Who doesn’t love building “shiny” dashboards and getting the following reaction from their viewers? One trick to add some extra flare to your dashboards is replacing your single value rangemap icons with your own images that change color or to a different image depending on the value. This even includes animated .gif or svgs! For example the Operational Intelligence dashboard below shows one use case of single value icon replacements. In fact, the “Power” and “HVAC” icons on the bottom right are animated .gifs and both change color and spin faster according to the single value result. Cool eh? Let’s see how this is done so you can build your own! Note: This only works on 6.1.x and 6.2.x!
Additionally you can find another example of single value icon replacements using traffic lights here!
Alrighty then let’s get started!
Step 1:
If you don’t already have it, download and install the Splunk 6.x Dashboards app (I love this dang app!). We are going to use the Single Value Decorations example as a starting point. I tend to clone or copy the dashboard somewhere else so I don’t modify the original example. In this case I even built a separate app with the clone of the dashboard to keep things even simpler (completely optional).
Step 2:
You will notice the Single Value Decorations example requires a .css file called “single_decorations.css”. If you create a separate app, you will need to copy this file over to your appserver/static directory. Otherwise you can just modify the existing “single_decorations.css” directly in the Splunk 6.x Dashboards example app.
$SPLUNK_HOME/etc/apps/yourappname/appserver/static
The XML at the top of your cloned dashboard should now include this .css file. Additionally I cleaned up the xml to only show one row and just a few of the icon-only single values.
<dashboard stylesheet="single_decorations.css">
Your XML and dashboard should look like this:
Step 3:
Now that we a nice simple canvas to work with we can get to the real fun. First we need some images or icons. In this example we will pick an icon with 5 different colors (1 icon for each color in the rangemap). In my example I’m using icons called “customer_support” followed by the color. These icons should be placed in your $SPLUNK_HOME/etc/apps/yourappname/appserver/static directory.

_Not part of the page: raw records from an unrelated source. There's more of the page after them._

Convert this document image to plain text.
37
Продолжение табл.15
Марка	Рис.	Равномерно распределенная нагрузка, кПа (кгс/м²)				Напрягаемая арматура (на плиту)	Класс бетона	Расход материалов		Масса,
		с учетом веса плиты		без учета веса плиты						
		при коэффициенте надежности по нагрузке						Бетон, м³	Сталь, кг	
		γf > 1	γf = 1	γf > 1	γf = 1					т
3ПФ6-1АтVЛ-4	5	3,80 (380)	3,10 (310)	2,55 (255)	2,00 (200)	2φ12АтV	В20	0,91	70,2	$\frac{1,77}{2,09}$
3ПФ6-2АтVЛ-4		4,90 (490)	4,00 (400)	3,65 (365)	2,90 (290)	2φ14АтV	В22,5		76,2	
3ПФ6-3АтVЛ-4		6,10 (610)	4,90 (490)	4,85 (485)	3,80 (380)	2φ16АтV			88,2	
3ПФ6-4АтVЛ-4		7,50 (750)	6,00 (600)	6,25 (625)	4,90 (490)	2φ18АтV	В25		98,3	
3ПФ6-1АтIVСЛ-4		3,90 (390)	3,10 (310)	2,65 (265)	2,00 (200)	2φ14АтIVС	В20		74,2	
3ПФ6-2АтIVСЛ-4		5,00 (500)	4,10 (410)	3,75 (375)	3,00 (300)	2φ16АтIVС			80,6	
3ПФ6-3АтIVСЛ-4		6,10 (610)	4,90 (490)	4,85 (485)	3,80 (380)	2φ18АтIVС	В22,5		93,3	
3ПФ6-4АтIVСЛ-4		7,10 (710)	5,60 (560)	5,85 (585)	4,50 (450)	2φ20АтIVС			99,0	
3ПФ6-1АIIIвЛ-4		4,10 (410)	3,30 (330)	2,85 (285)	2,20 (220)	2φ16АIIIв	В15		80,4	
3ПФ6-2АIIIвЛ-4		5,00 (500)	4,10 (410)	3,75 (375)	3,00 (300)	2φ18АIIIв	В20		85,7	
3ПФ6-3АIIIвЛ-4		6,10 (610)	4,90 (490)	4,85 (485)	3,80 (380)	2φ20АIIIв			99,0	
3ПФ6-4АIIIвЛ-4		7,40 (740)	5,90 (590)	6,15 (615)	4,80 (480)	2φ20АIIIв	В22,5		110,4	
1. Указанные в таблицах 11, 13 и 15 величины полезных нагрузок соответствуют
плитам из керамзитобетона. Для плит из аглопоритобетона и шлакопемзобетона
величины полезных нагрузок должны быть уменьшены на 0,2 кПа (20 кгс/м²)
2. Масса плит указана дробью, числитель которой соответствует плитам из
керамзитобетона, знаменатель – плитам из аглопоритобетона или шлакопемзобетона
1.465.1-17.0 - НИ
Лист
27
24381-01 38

That directory should now contain something similar to the following: a set of icons and your single_decorations.css file.
Step 4:
Next it’s time to modify the XML so that our single value icon can be referenced from the “single_decorations.css” file. All we need to do is add an “ID” to the single value as shown below. This will help us maintain the existing single decoration icon setup and only change the specific single values we want.
<single> to <single id=”customer_support”>
Step 5:
Now we need to modify the .css to accommodate for ID and the rangemap values.
Using the existing single_decorations.css we will add the following lines below. Notice how there is an entry for each color so you should have 5 sets of #customer_support references. The values Splunk is using from a rangemap perspective are “none,low,guarded,elevated,high,severe”. There are some extra lines in the .css that are mostly self-explanatory such as height and width of the icon. You can change these accordingly to best fit your dashboard customizations.
#customer_support .low.single-value:before { display:inherit; background: url('customer_support_green.svg'); background-size: 55px 55px !important; background-repeat: no-repeat; height:55px; width:55px; content:" " !important; } #customer_support .guarded.single-value:before { display:inherit; background: url('customer_support_lightblue.svg'); background-size: 55px 55px !important; background-repeat: no-repeat; height:55px; width:55px; height:55px; } #customer_support .low.single-value:before { display:inherit; background: url('customer_support_green.svg'); …
Step 6:
Time for a restart in order for Splunk to acknowledge our new dashboard and the referenced .css file. You should now see something like this:
And if you change your value in that panel’s search to 250 instead of 550, you should see:
If this doesn’t work double-check both your xml and .css 😉 and that you restarted your Search Head you are doing the work on.
Congratulations! You now have your own icons changing colors or image based on the single value! Now you can add other icon sets for the rest of the icons and build your own awesome dashboards!